3.2 A syntax tree representing an arithmetic expression in C

Arithmetic expressions are traditionally written using infix notation, in which operators are written between operands, and parentheses and precedence rules are used to resolve ambiguity (5 + 2/3 is a simple example). As most popular programming languages use infix notation, compiler front-ends must parse such expressions (typically using so-called operator-precedence parsers). The result of such a process is often an unambiguous syntax tree that can be used for further processing. The nodes of a syntax tree for arithmetic expressions are the focus of this example.

Four different classes of nodes are used here:

  • Binary operator nodes. Such nodes hold two operands and a binary operator, such as addition, subtraction, multiplication or division. The operands may be arbitrary nodes. A binary operator node is considered to be constant if both its operands are constant.

  • Unary operator nodes. Such nodes hold only one operand and a unary operator, such as negation or a trigonometric operator. The operand may be an arbitrary node. A unary operator is considered to be constant if its sole operand is constant.

  • Literal operand nodes. Such nodes hold a literal, constant value. A literal operand node is considered to be constant at all times, per definition.

  • Identifier operand nodes. Such nodes hold the name of an identifier, which may be either a variable or a constant. An identifier operand node is considered to be constant if, and only if, the identifier it refers to is a constant.

Figure 3.1 shows one possible syntax tree that may result after parsing a sample arithmetic expression. Constant nodes are shown in gray. (Being able to differentiate between constant and variable nodes allows for a common optimization known as constant folding, which entails replacing fully constant subtrees with literal operand nodes representing their values. The expression of Figure 3.1 would be written ((-y - 18) / z) + 2 after folding constants.)1

Figure "arithmetic-expression-tree"
Figure 3.1: Syntax tree corresponding to the expression ((-y - 6 * 3) / z) + 2

Nodes are naturally modeled as objects, instantiated from one of four classes, which in turn serve as the default implementations of four interfaces, corresponding to the classes of nodes listed above. This is depicted in Figure 3.2, using Unified Modeling Language (UML) syntax. For instance, objects modeling binary operator nodes are instances of classes implementing the BinaryOperatorNode interface. All objects modeling nodes also implement the Node interface, as all four domain-specific node interfaces extend this interface. All nodes may be explicitly destroyed, and all nodes may be queried as to whether they and their children are fully constant. The DefaultBinaryOperatorNode class is the sole implementation of the BinaryOperatorNode interface.

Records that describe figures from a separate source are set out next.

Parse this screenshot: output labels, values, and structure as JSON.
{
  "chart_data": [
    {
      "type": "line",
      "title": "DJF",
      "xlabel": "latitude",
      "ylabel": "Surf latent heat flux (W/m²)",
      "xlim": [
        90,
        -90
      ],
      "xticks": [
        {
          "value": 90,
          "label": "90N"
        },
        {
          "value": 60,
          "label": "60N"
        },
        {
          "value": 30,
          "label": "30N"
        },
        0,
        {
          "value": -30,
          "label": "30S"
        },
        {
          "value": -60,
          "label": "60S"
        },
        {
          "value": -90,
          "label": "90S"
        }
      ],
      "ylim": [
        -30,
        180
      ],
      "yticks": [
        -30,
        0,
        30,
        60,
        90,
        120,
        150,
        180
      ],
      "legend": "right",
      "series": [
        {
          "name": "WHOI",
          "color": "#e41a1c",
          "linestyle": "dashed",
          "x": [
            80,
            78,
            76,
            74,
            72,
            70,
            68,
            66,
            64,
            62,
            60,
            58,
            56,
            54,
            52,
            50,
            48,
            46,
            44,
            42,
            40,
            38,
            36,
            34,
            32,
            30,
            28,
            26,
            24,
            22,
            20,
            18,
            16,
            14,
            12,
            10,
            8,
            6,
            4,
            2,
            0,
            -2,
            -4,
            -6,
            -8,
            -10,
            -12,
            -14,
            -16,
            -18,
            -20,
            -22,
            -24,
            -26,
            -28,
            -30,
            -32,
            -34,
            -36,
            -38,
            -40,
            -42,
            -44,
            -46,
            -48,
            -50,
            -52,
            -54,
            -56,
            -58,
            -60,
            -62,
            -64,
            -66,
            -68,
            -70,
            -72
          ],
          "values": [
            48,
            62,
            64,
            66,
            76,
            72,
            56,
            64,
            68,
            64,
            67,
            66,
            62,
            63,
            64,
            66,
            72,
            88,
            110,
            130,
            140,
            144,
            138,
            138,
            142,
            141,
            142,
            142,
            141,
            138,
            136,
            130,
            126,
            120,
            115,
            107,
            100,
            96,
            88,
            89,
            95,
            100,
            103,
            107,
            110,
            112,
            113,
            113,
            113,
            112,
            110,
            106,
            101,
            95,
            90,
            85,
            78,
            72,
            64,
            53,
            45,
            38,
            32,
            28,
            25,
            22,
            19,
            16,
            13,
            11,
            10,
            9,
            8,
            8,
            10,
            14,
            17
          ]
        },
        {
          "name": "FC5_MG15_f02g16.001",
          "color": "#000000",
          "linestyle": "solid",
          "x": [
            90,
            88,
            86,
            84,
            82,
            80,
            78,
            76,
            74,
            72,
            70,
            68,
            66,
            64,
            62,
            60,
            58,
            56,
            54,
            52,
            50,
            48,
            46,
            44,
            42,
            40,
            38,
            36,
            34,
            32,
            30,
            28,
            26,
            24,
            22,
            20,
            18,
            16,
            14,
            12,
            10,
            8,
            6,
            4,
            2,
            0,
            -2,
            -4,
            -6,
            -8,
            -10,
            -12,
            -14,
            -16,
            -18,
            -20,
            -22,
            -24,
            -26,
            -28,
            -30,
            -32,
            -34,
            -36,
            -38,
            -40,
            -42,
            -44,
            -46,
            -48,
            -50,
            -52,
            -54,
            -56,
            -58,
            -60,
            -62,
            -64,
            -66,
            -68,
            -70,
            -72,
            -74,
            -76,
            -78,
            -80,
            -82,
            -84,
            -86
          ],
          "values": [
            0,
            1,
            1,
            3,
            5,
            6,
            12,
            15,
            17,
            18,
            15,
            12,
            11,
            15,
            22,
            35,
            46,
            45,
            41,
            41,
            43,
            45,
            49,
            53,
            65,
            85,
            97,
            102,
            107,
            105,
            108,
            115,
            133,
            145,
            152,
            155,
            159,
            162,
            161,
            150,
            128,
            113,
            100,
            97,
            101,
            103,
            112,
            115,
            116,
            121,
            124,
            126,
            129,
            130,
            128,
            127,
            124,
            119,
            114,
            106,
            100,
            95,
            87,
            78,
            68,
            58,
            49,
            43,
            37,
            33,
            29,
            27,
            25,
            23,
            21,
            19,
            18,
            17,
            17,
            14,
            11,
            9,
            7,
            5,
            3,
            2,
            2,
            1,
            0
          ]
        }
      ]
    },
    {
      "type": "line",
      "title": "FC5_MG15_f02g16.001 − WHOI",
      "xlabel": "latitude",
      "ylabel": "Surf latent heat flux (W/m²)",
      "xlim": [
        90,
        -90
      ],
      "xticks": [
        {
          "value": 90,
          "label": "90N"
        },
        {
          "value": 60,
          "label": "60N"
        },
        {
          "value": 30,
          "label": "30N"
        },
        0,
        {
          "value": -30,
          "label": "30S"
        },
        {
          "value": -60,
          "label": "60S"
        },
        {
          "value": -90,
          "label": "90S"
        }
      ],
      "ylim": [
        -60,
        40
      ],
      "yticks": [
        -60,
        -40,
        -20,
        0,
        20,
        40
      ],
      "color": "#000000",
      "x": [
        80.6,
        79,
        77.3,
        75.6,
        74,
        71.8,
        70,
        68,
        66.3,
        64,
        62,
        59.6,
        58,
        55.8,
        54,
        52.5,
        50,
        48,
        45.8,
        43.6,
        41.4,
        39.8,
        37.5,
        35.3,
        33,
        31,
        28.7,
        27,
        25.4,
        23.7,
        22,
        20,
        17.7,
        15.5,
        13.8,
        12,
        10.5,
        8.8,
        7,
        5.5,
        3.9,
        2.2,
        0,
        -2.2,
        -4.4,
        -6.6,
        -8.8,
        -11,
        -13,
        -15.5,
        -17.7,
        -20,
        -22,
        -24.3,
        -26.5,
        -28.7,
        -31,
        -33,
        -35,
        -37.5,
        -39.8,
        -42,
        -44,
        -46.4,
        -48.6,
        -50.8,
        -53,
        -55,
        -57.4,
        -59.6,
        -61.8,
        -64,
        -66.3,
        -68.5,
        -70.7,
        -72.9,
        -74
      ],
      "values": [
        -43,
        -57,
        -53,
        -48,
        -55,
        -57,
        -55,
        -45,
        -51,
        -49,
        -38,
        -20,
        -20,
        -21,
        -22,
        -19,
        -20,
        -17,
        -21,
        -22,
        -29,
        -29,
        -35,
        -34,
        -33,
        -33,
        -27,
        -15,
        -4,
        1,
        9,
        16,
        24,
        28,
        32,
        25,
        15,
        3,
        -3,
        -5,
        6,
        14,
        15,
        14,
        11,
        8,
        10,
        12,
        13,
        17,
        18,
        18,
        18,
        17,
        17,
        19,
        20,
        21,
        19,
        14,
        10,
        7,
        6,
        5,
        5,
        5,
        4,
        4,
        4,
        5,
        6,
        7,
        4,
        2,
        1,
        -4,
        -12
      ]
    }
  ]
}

Figure "simple-interfaces"
Figure 3.2: Diagram of an interface hierarchy for arithmetic nodes

This example is interesting in that it is highly dependent on dynamic dispatch. An instance of DefaultBinaryOperatorNode holds two operands, of which the only known fact is that they implement the Node interface. When Node::IsConstant() is called on an instance of DefaultBinaryOperatorNode, it recursively calls this operation on its two operands, and returns true if, and only if, both return true. It is unaware of the precise implementation used by its operands, and must therefore find the implementation at runtime, bringing late binding into play.


  1. This simplistic approach to constant folding will not necessarily work for all arithmetic expressions. The expression x + 4 + 3 may be correctly represented as a binary operator node adding 3 to another binary operator node, which adds x to 4, in other words (x + 4) + 3. Neither binary operator node is considered constant in such a syntax tree, and thus no folding of constants will take place. This problem may be solved by rearranging nodes in such a way that constant nodes (such as 4 and 3) are grouped together, while respecting the rules governing the operators. As addition is an associative operator, (x + 4) + 3 can also be written as x + (4 + 3), which may be represented as a binary operator node adding x to another binary operator node, which adds 4 to 3. The latter node is constant, and may be replaced with the literal operand node 7, yielding the expression x + 7.